Other treatment options may include:

  • Light-emitting blanketYour doctor may prescribe a light-emitting blanket or neck ring as an alternative and/or additional treatment for your baby’s jaundice. This system uses fiber optics and represents advanced technology in phototherapy treatment given in the hospital or at home.
    • This covered fiberoptic pad is placed directly against your baby to bathe the skin in light. The blanket can be used 24 hours a day to provide continuous treatment if prescribed by your doctor. With this convenient form of phototherapy, your child can be diapered, clothed, held and nursed during treatment at home. A nurse will be available to help you set up the therapy, answer any questions you may have and do daily in-home follow-up visits.
    • While this will work much of the time, the bilirubin level might continue to rise. Your baby may need to be readmitted to the hospital for more intensive therapy.
  • TransfusionIn the most severe (and fortunately relatively rare) cases, an exchange blood transfusion may be needed. This replaces the baby’s blood with fresh blood from a donor.
    • If the baby has a different blood type from the mother, the infant’s blood may be carrying antibodies from the mom that break down the baby’s red blood cells. A transfusion of immunoglobulin can reduce the level of antibodies. This, in turn, decreases the jaundice and may make an exchange transfusion unnecessary.

Frequently Asked Questions

  • What is hyperbilirubinemia?

    Hyperbilirubinemia is an excess buildup that occurs of a substance called bilirubin in the body.
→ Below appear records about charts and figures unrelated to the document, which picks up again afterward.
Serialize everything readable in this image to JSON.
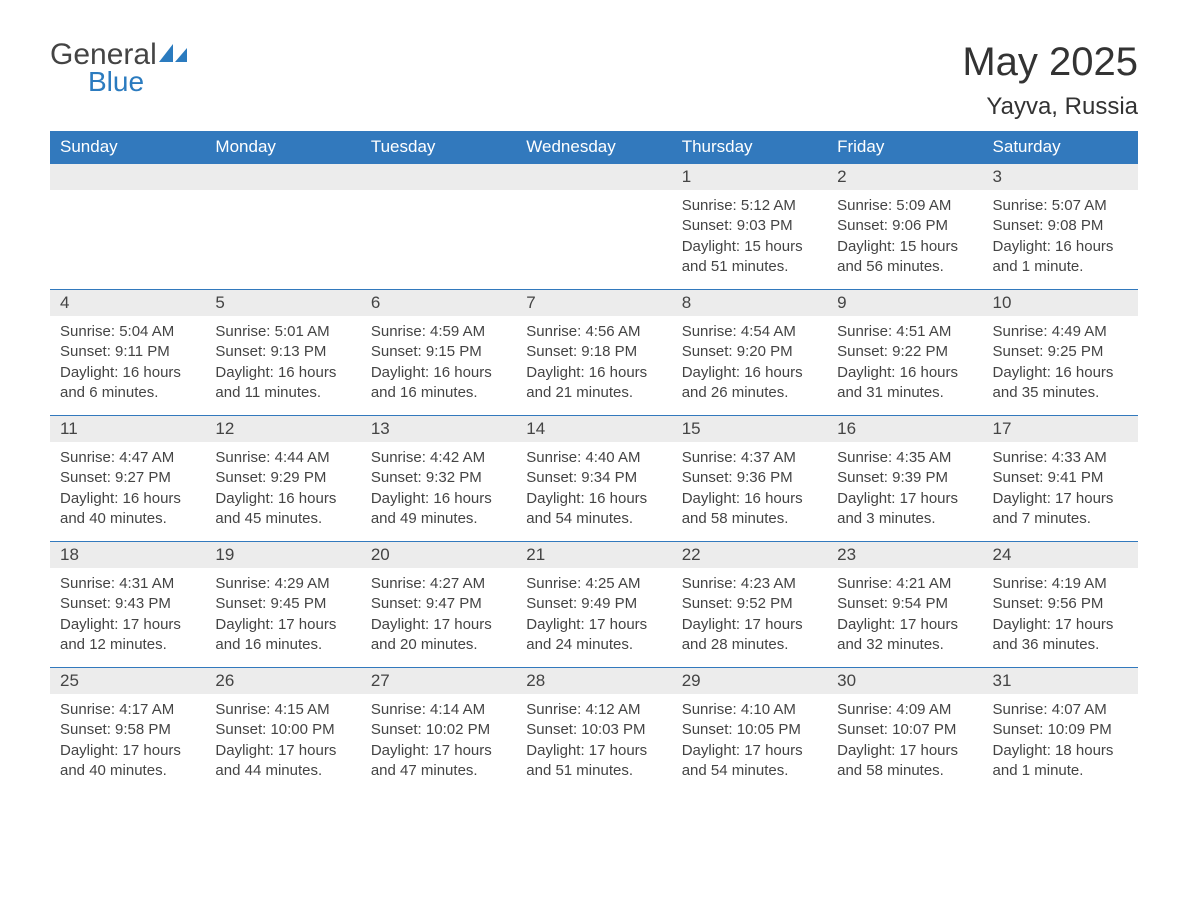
{
  "brand": {
    "general": "General",
    "blue": "Blue"
  },
  "title": "May 2025",
  "location": "Yayva, Russia",
  "day_headers": [
    "Sunday",
    "Monday",
    "Tuesday",
    "Wednesday",
    "Thursday",
    "Friday",
    "Saturday"
  ],
  "colors": {
    "header_bg": "#3279bd",
    "header_text": "#ffffff",
    "daynum_bg": "#ececec",
    "body_text": "#444444",
    "brand_blue": "#2b7bbf"
  },
  "weeks": [
    [
      null,
      null,
      null,
      null,
      {
        "n": "1",
        "sunrise": "Sunrise: 5:12 AM",
        "sunset": "Sunset: 9:03 PM",
        "daylight": "Daylight: 15 hours and 51 minutes."
      },
      {
        "n": "2",
        "sunrise": "Sunrise: 5:09 AM",
        "sunset": "Sunset: 9:06 PM",
        "daylight": "Daylight: 15 hours and 56 minutes."
      },
      {
        "n": "3",
        "sunrise": "Sunrise: 5:07 AM",
        "sunset": "Sunset: 9:08 PM",
        "daylight": "Daylight: 16 hours and 1 minute."
      }
    ],
    [
      {
        "n": "4",
        "sunrise": "Sunrise: 5:04 AM",
        "sunset": "Sunset: 9:11 PM",
        "daylight": "Daylight: 16 hours and 6 minutes."
      },
      {
        "n": "5",
        "sunrise": "Sunrise: 5:01 AM",
        "sunset": "Sunset: 9:13 PM",
        "daylight": "Daylight: 16 hours and 11 minutes."
      },
      {
        "n": "6",
        "sunrise": "Sunrise: 4:59 AM",
        "sunset": "Sunset: 9:15 PM",
        "daylight": "Daylight: 16 hours and 16 minutes."
      },
      {
        "n": "7",
        "sunrise": "Sunrise: 4:56 AM",
        "sunset": "Sunset: 9:18 PM",
        "daylight": "Daylight: 16 hours and 21 minutes."
      },
      {
        "n": "8",
        "sunrise": "Sunrise: 4:54 AM",
        "sunset": "Sunset: 9:20 PM",
        "daylight": "Daylight: 16 hours and 26 minutes."
      },
      {
        "n": "9",
        "sunrise": "Sunrise: 4:51 AM",
        "sunset": "Sunset: 9:22 PM",
        "daylight": "Daylight: 16 hours and 31 minutes."
      },
      {
        "n": "10",
        "sunrise": "Sunrise: 4:49 AM",
        "sunset": "Sunset: 9:25 PM",
        "daylight": "Daylight: 16 hours and 35 minutes."
      }
    ],
    [
      {
        "n": "11",
        "sunrise": "Sunrise: 4:47 AM",
        "sunset": "Sunset: 9:27 PM",
        "daylight": "Daylight: 16 hours and 40 minutes."
      },
      {
        "n": "12",
        "sunrise": "Sunrise: 4:44 AM",
        "sunset": "Sunset: 9:29 PM",
        "daylight": "Daylight: 16 hours and 45 minutes."
      },
      {
        "n": "13",
        "sunrise": "Sunrise: 4:42 AM",
        "sunset": "Sunset: 9:32 PM",
        "daylight": "Daylight: 16 hours and 49 minutes."
      },
      {
        "n": "14",
        "sunrise": "Sunrise: 4:40 AM",
        "sunset": "Sunset: 9:34 PM",
        "daylight": "Daylight: 16 hours and 54 minutes."
      },
      {
        "n": "15",
        "sunrise": "Sunrise: 4:37 AM",
        "sunset": "Sunset: 9:36 PM",
        "daylight": "Daylight: 16 hours and 58 minutes."
      },
      {
        "n": "16",
        "sunrise": "Sunrise: 4:35 AM",
        "sunset": "Sunset: 9:39 PM",
        "daylight": "Daylight: 17 hours and 3 minutes."
      },
      {
        "n": "17",
        "sunrise": "Sunrise: 4:33 AM",
        "sunset": "Sunset: 9:41 PM",
        "daylight": "Daylight: 17 hours and 7 minutes."
      }
    ],
    [
      {
        "n": "18",
        "sunrise": "Sunrise: 4:31 AM",
        "sunset": "Sunset: 9:43 PM",
        "daylight": "Daylight: 17 hours and 12 minutes."
      },
      {
        "n": "19",
        "sunrise": "Sunrise: 4:29 AM",
        "sunset": "Sunset: 9:45 PM",
        "daylight": "Daylight: 17 hours and 16 minutes."
      },
      {
        "n": "20",
        "sunrise": "Sunrise: 4:27 AM",
        "sunset": "Sunset: 9:47 PM",
        "daylight": "Daylight: 17 hours and 20 minutes."
      },
      {
        "n": "21",
        "sunrise": "Sunrise: 4:25 AM",
        "sunset": "Sunset: 9:49 PM",
        "daylight": "Daylight: 17 hours and 24 minutes."
      },
      {
        "n": "22",
        "sunrise": "Sunrise: 4:23 AM",
        "sunset": "Sunset: 9:52 PM",
        "daylight": "Daylight: 17 hours and 28 minutes."
      },
      {
        "n": "23",
        "sunrise": "Sunrise: 4:21 AM",
        "sunset": "Sunset: 9:54 PM",
        "daylight": "Daylight: 17 hours and 32 minutes."
      },
      {
        "n": "24",
        "sunrise": "Sunrise: 4:19 AM",
        "sunset": "Sunset: 9:56 PM",
        "daylight": "Daylight: 17 hours and 36 minutes."
      }
    ],
    [
      {
        "n": "25",
        "sunrise": "Sunrise: 4:17 AM",
        "sunset": "Sunset: 9:58 PM",
        "daylight": "Daylight: 17 hours and 40 minutes."
      },
      {
        "n": "26",
        "sunrise": "Sunrise: 4:15 AM",
        "sunset": "Sunset: 10:00 PM",
        "daylight": "Daylight: 17 hours and 44 minutes."
      },
      {
        "n": "27",
        "sunrise": "Sunrise: 4:14 AM",
        "sunset": "Sunset: 10:02 PM",
        "daylight": "Daylight: 17 hours and 47 minutes."
      },
      {
        "n": "28",
        "sunrise": "Sunrise: 4:12 AM",
        "sunset": "Sunset: 10:03 PM",
        "daylight": "Daylight: 17 hours and 51 minutes."
      },
      {
        "n": "29",
        "sunrise": "Sunrise: 4:10 AM",
        "sunset": "Sunset: 10:05 PM",
        "daylight": "Daylight: 17 hours and 54 minutes."
      },
      {
        "n": "30",
        "sunrise": "Sunrise: 4:09 AM",
        "sunset": "Sunset: 10:07 PM",
        "daylight": "Daylight: 17 hours and 58 minutes."
      },
      {
        "n": "31",
        "sunrise": "Sunrise: 4:07 AM",
        "sunset": "Sunset: 10:09 PM",
        "daylight": "Daylight: 18 hours and 1 minute."
      }
    ]
  ]
}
When bilirubin deposits build up in your baby's body your baby develops jaundice, a yellow color to the skin and the whites of the eyes.
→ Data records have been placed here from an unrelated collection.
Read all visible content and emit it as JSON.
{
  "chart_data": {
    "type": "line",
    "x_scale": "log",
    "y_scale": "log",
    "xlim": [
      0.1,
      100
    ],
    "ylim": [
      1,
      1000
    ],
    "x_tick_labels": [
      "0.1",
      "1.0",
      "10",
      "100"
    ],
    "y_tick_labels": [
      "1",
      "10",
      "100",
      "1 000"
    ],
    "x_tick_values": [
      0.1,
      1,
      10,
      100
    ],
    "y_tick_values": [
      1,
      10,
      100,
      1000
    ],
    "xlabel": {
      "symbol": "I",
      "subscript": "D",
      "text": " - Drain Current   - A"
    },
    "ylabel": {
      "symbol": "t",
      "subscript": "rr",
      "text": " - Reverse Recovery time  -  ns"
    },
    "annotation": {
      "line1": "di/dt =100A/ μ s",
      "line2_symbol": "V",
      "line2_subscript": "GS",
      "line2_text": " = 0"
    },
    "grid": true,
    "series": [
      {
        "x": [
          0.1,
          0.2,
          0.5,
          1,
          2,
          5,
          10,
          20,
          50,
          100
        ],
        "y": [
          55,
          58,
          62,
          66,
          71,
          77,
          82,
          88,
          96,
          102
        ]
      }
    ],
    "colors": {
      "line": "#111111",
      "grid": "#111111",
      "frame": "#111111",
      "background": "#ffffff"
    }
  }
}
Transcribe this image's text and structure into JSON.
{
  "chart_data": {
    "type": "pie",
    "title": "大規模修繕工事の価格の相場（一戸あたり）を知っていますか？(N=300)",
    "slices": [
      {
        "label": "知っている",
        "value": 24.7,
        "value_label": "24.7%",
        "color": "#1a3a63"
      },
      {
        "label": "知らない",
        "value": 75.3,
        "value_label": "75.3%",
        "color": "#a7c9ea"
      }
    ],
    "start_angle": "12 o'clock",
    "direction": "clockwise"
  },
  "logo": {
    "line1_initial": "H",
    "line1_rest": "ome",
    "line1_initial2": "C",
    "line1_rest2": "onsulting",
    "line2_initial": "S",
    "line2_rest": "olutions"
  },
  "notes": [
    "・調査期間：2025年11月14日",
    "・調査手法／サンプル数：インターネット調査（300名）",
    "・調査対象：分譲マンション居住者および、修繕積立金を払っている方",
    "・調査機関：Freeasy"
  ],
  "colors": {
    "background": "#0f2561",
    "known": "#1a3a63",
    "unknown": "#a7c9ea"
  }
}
  • How common is hyperbilirubinemia in infants?

    As many as 50 percent of all healthy newborns will develop jaundice caused by hyperbilirubinemia in the first few weeks after birth.

  • What are the causes of hyperbilirubinemia in infants?

    Hyperbilirubinemia is caused by the inadequate elimination of bilirubin, which is an end product in the lifecycle of a red blood cell.

  • What are the symptoms of hyperbilirubinemia in infants?

    Jaundice or yellow skin and yellowing of the whites of the eyes, bruising, weight loss.

  • How is hyperbilirubinemia diagnosed?

    Your doctor can diagnose hyperbilirubinemia by a physical exam, blood tests and sometimes, by X-rays.

  • What are the treatments for hyperbilirubinemia in infants?

    No treatment is needed for physiologic or mild hyperbilirubinemia. Increased feeding helps jaundice caused by inadequate feeding and dehydration. Doctors use a special type of blue light to treat for severe jaundice. This treatment helps prevent toxicity caused by very high levels of bilirubin. Your doctor might order blood transfusions or antibiotics to treat hemolytic disease illnesses that can cause jaundice.

  • What are some risk factors of hyperbilirubinemia in infants?

    Breastfed infants have a higher risk for developing hyperbilirubinemia. Newborns between two days and a few weeks old are most likely to develop jaundice. Infants who have blood-type incompatibility with their mother are more likely to develop hyperbilirubinemia and underlying hemolytic disease.